Traffix will help traffic and pollution | June 12, 2009 | Danville Express | |

Danville Express

Perspective - June 12, 2009

Traffix will help traffic and pollution

Any time a group or entity makes an effort to reduce our carbon footprint or eliminate traffic congestion, it is to be applauded. So kudos go out to the entities responsible for Traffix, a school transportation program aimed at doing both.

Busing students to local schools has been a quandary for a decade or so as fleets were recognized to be polluting the environment more than they helped the air by taking individual cars off the road. In addition, in the older diesel vehicles, fumes sometimes entered the buses through the floorboards as well as every time the door opened. Not a good way for children to begin or end their school days.

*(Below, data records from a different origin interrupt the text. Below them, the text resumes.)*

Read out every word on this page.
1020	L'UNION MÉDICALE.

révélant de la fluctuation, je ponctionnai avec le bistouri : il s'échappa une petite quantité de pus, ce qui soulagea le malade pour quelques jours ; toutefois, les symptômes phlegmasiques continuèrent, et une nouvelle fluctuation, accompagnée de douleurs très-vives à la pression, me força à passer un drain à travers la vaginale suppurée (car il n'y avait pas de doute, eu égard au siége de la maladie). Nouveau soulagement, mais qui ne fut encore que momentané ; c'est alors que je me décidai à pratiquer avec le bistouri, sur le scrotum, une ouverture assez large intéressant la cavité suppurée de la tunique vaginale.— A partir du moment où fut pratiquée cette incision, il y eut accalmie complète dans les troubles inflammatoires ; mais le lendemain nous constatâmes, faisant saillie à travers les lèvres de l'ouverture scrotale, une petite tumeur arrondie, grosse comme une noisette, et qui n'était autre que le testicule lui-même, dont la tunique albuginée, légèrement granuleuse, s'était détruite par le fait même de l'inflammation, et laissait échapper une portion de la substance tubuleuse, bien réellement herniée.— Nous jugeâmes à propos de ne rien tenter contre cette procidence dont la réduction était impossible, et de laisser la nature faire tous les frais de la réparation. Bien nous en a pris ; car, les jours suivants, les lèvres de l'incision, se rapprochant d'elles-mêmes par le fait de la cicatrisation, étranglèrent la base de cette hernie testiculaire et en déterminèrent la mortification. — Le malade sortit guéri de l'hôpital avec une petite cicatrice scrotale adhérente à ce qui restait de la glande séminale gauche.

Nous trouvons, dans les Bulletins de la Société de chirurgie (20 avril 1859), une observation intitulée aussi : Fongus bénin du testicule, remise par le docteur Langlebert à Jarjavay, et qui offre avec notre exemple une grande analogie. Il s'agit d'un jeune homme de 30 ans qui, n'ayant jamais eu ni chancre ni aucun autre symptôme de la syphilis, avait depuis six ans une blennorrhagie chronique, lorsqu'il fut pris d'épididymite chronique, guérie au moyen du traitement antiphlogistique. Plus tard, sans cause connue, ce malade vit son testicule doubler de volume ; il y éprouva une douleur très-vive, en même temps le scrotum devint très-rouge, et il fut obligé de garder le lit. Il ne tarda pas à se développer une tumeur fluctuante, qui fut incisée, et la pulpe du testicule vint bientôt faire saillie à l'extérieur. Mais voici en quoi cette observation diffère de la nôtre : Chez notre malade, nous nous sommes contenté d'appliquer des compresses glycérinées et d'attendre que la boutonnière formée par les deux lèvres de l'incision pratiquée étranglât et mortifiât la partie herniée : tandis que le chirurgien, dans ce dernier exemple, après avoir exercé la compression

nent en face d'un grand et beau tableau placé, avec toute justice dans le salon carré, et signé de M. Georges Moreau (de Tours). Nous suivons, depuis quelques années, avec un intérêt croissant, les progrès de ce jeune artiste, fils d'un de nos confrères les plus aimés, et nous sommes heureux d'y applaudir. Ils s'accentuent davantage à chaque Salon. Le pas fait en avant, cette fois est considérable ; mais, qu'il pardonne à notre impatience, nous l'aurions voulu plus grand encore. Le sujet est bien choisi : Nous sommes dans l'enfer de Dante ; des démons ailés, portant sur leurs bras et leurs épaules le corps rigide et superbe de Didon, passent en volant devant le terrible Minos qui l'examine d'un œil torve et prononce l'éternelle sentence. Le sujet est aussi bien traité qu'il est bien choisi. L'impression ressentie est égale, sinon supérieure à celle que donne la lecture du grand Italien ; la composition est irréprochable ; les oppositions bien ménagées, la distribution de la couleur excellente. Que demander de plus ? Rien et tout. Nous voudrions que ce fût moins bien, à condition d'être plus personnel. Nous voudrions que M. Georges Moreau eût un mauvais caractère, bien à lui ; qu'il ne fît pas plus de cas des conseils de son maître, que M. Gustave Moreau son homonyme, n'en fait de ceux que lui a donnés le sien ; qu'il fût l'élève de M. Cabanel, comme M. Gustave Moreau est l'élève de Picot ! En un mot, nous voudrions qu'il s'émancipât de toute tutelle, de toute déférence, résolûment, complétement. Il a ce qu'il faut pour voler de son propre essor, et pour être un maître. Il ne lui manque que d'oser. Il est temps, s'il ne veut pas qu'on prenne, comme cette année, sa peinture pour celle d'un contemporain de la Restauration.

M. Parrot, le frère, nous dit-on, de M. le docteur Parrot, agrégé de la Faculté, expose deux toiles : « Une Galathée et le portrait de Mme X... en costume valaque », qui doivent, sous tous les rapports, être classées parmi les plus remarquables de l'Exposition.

School buses were ditched due to their pollution and the expense of providing transportation to the students. As budgets continued to be cut, parents had to make other arrangements to get their children to school. More students began to ride bikes, and families formed carpools for their children. Nonetheless, traffic jams became the norm around schools, resulting in idling cars and - more pollution. Not to mention the inconvenience to the parents.

Now Traffix is launching in August, a partnership of Danville, San Ramon, Contra Costa County and the San Ramon Valley Unified School District. The bus program is slated to receive $40 million in Measure J funding in order to get the program off the ground but rider fees will help to cover ongoing costs once the program is started.

Seven schools, both middle and elementary, will initially be served by the buses. In order to work out a schedule to fully utilize the vehicles, times had to be changed for beginning and ending the school day at some campuses. Cost will be $200 per year for students who sign up this summer; after school begins, the cost goes up to $250. Before when the district provided busing, it cost $400.

Traffix is expecting about 2,000 students to ride the buses. This should alleviate traffic, save wear and tear on the roads and "spare the air." The 19 new buses have features such as full lap and shoulder seatbelts, a GPS system and air conditioning. But best of all, the brand new vehicles are state-of-the-art, with non-polluting diesel engines that are 60 times cleaner than the previous generation of buses.